Growth investments are about to pay dividends
Crestwood Equity Partners invested $332 million on organic growth projects last year and expected to spend another $425 million-$475 million on expansions this year. The company has already started benefiting from these investments. They enabled the MLP to gather and process significantly more oil, natural gas, and water in the Bakken shale during the first quarter, which helped grow cash flow 27.9% year over year.
However, an even bigger boost is on the way. Not only does the company expect to complete its Bear Den II processing plant in the Bakken during the third quarter, but it’s working on additional expansions of its Arrow water-gathering system in that region. These projects will enable the company to grow the volume of oil and gas it gathers by 25% this year, while its produced water volumes will expand by 60%. On top of that, the company will continue benefiting from recent expansions of its systems in the Powder River and Delaware Basins, where volumes are still ramping up.
Meanwhile, the company will get an additional boost from its Stagecoach joint venture (JV) with utility Consolidated Edison in the second half. Crestwood currently receives 40% of the cash distributions from that 50-50 JV due to the structure of its initial agreement with Consolidated Edison. However, Crestwood will see that stepped up to 50% this July, which will provide it with an additional $10 million of earnings in the second half.
A needle-moving transaction will provide even more fuel
In addition to the boost from all its organic growth initiatives, Crestwood will get another jolt from a recent acquisition. In April, the company paid $484.6 million for Williams Companies’ (NYSE: WMB) 50% interest in a natural gas gathering and processing joint venture (JV) in the Powder River Basin.
The win-win deal gives Crestwood full control over those assets while providing Williams Companies with cash to pay down debt. The acquisition will immediately double the cash flow Crestwood receives from the business, which is on track to produce $100 million this year.

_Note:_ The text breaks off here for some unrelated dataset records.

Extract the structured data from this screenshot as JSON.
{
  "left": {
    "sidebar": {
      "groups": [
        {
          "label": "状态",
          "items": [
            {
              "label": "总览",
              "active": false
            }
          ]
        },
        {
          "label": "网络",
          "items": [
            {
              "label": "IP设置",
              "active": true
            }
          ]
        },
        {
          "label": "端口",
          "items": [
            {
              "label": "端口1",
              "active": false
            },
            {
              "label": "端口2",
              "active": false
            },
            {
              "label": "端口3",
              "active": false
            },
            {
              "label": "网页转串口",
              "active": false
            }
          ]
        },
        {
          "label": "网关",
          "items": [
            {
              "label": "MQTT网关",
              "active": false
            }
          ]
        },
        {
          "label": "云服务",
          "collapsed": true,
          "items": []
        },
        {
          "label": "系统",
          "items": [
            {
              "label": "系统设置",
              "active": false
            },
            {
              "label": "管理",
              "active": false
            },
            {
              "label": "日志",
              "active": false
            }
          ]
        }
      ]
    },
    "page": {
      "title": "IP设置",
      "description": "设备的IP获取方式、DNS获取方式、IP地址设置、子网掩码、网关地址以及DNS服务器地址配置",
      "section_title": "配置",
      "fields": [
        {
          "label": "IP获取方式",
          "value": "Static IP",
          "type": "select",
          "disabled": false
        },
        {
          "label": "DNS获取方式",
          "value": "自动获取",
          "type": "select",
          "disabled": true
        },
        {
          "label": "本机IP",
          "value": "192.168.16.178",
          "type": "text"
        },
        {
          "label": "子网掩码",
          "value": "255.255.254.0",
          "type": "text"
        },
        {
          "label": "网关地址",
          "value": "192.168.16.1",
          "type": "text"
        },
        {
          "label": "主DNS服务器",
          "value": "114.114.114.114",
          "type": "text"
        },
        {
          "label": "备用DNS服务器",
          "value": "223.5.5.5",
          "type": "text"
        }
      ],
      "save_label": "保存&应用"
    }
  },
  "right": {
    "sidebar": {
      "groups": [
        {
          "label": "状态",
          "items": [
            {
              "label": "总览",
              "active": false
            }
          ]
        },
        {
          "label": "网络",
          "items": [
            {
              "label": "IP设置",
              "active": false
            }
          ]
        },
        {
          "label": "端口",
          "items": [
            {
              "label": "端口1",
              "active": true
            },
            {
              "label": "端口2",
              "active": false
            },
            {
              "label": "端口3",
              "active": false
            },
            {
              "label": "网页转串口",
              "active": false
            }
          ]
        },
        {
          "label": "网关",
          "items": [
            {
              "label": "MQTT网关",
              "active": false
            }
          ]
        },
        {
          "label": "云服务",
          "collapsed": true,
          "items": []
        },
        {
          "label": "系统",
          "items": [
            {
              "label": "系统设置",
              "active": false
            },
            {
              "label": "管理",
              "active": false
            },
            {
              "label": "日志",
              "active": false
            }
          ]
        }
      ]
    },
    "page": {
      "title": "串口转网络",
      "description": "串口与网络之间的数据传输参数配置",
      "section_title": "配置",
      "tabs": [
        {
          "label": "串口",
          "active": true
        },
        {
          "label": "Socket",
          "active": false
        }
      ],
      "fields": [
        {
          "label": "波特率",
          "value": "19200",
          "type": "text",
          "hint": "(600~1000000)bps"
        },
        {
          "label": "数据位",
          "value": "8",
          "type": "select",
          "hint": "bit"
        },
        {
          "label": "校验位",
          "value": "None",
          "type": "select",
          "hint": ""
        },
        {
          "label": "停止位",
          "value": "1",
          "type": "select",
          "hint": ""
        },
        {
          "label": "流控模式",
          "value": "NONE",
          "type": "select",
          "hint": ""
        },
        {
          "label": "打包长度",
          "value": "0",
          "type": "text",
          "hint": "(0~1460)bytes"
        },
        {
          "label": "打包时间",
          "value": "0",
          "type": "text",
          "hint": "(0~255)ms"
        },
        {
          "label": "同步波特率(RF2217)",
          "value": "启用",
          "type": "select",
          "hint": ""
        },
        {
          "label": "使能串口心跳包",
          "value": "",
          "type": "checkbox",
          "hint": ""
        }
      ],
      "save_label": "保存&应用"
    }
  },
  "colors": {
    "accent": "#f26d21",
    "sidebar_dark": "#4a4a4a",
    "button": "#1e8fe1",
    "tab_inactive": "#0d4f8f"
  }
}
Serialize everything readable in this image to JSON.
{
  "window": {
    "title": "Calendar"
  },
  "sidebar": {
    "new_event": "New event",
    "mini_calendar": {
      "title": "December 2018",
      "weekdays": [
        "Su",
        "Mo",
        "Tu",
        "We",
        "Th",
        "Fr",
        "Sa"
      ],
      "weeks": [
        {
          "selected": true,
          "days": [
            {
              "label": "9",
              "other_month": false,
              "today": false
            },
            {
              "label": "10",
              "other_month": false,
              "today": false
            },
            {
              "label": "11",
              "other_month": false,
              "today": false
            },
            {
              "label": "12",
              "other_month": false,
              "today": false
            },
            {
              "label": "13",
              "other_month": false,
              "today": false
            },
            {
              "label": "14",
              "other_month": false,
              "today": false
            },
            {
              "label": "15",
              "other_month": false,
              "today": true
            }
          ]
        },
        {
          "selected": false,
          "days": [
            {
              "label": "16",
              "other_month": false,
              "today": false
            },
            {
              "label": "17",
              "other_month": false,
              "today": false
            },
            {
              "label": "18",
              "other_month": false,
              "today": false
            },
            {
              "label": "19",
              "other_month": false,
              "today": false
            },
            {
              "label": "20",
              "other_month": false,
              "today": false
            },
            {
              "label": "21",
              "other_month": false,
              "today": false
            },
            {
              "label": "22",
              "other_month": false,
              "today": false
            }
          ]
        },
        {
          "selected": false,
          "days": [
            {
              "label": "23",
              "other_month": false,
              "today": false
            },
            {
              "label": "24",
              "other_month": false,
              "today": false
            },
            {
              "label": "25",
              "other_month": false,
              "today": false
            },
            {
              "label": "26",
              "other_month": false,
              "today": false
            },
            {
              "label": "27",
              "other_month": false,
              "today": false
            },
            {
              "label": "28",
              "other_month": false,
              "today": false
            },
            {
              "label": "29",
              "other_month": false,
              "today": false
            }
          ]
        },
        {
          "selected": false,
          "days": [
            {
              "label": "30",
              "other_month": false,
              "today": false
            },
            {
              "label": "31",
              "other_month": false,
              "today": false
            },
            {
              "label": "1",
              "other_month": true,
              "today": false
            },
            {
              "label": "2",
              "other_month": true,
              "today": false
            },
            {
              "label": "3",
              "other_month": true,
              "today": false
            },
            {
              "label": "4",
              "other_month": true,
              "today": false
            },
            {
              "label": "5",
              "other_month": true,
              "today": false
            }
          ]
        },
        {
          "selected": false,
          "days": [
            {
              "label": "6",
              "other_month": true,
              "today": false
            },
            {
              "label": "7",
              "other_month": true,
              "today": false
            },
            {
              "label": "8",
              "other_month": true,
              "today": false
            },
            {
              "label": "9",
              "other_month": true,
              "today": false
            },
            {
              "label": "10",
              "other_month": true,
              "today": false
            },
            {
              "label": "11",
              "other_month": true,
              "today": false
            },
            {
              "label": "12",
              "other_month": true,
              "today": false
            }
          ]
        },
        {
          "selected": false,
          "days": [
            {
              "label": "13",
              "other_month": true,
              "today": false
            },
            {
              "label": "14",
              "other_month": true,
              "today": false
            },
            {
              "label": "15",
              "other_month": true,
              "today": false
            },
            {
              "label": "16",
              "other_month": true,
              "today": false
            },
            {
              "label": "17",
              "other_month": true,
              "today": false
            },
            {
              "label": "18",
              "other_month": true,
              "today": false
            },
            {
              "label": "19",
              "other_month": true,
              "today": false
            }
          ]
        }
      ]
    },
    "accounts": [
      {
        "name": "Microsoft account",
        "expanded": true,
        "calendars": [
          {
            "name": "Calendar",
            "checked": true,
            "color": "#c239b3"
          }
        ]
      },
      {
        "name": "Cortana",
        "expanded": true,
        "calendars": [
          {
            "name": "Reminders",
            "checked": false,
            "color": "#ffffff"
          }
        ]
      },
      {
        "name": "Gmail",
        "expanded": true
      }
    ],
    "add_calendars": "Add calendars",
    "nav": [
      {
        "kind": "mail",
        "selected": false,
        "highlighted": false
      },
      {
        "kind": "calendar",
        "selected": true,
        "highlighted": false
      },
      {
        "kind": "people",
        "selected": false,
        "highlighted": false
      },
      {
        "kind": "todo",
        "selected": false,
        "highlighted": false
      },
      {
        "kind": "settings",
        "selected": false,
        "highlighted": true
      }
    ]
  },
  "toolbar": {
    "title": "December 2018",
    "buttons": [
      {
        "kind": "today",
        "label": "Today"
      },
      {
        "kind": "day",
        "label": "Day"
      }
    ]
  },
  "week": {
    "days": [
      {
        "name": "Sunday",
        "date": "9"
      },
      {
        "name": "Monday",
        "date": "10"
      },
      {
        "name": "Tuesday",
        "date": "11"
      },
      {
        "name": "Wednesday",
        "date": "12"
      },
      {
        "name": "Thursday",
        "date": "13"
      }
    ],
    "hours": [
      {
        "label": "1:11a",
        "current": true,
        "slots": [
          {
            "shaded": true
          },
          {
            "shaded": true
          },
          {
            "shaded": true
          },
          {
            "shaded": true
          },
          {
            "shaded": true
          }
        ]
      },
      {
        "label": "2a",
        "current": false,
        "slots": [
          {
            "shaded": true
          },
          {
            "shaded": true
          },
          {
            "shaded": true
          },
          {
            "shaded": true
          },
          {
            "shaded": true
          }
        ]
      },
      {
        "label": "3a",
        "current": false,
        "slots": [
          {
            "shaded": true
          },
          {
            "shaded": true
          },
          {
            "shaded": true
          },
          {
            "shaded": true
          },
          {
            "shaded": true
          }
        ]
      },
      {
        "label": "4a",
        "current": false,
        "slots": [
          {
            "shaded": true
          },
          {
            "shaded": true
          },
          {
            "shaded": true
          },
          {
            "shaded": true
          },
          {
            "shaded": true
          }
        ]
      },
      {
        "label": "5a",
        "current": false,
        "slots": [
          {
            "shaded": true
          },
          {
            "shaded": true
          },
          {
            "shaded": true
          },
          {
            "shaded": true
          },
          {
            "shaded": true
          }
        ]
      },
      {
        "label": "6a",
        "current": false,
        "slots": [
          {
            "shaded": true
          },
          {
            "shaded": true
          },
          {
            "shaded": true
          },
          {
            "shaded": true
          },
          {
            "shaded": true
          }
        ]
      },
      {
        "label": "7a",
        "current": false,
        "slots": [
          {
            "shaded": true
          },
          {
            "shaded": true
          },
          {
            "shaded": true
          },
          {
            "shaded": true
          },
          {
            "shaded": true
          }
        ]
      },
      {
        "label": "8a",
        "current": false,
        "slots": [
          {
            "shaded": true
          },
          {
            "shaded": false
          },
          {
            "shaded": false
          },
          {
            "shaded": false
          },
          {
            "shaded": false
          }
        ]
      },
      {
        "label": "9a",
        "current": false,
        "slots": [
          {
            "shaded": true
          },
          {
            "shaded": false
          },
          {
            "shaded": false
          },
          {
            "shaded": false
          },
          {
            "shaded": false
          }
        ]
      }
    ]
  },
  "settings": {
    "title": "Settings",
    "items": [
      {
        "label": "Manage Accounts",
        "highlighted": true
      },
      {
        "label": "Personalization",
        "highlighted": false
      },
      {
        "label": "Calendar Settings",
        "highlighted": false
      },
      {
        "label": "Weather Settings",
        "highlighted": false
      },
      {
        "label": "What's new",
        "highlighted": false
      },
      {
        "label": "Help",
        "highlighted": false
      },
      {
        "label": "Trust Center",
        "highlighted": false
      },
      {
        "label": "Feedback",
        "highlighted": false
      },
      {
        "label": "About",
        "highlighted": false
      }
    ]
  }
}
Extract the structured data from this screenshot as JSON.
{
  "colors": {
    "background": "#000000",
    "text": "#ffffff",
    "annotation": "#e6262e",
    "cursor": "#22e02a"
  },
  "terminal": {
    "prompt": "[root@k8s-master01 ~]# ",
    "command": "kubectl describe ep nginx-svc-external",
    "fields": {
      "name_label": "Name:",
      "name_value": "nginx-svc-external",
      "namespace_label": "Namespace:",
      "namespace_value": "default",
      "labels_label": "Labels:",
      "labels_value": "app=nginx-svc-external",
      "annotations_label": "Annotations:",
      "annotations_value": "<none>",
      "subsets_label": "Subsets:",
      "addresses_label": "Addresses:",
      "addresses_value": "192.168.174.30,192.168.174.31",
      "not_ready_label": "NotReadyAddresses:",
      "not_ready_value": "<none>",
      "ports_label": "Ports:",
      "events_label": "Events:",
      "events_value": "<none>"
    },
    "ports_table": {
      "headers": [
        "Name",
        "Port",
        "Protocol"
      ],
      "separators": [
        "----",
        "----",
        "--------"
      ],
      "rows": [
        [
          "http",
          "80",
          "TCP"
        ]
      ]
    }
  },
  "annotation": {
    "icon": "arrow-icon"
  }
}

As such, it will provide a meaningful boost to its second-half results.
Not only will Crestwood benefit from that near-term uplift in cash flow, but it will enjoy accelerated growth from this asset over the next two years. The company is currently working on expanding the system, which should grow its cash flow up to $150 million by 2021. Meanwhile, with Williams out of the picture, Crestwood now has full control to pursue other growth opportunities, such as adding crude oil services to its system.
Crestwood’s multiple growth engines could fuel a big second half
Crestwood anticipates that its cash flow will soar 30% this year, thanks to the boost from its expansion projects, the step up from its JV with Consolidated Edison, and its acquisition of Williams Companies’ half of their JV. That fast-growing cash flow will put the company’s high-yielding distribution on an even more sustainable level.
Overall, Crestwood is on track to deliver peer-leading cash flow growth through 2020. That could give it the fuel to not only continue producing market-beating total returns but eventually boost its already sizable distribution to investors. That combination of income and growth make Crestwood one of the more compelling energy stocks to buy these days.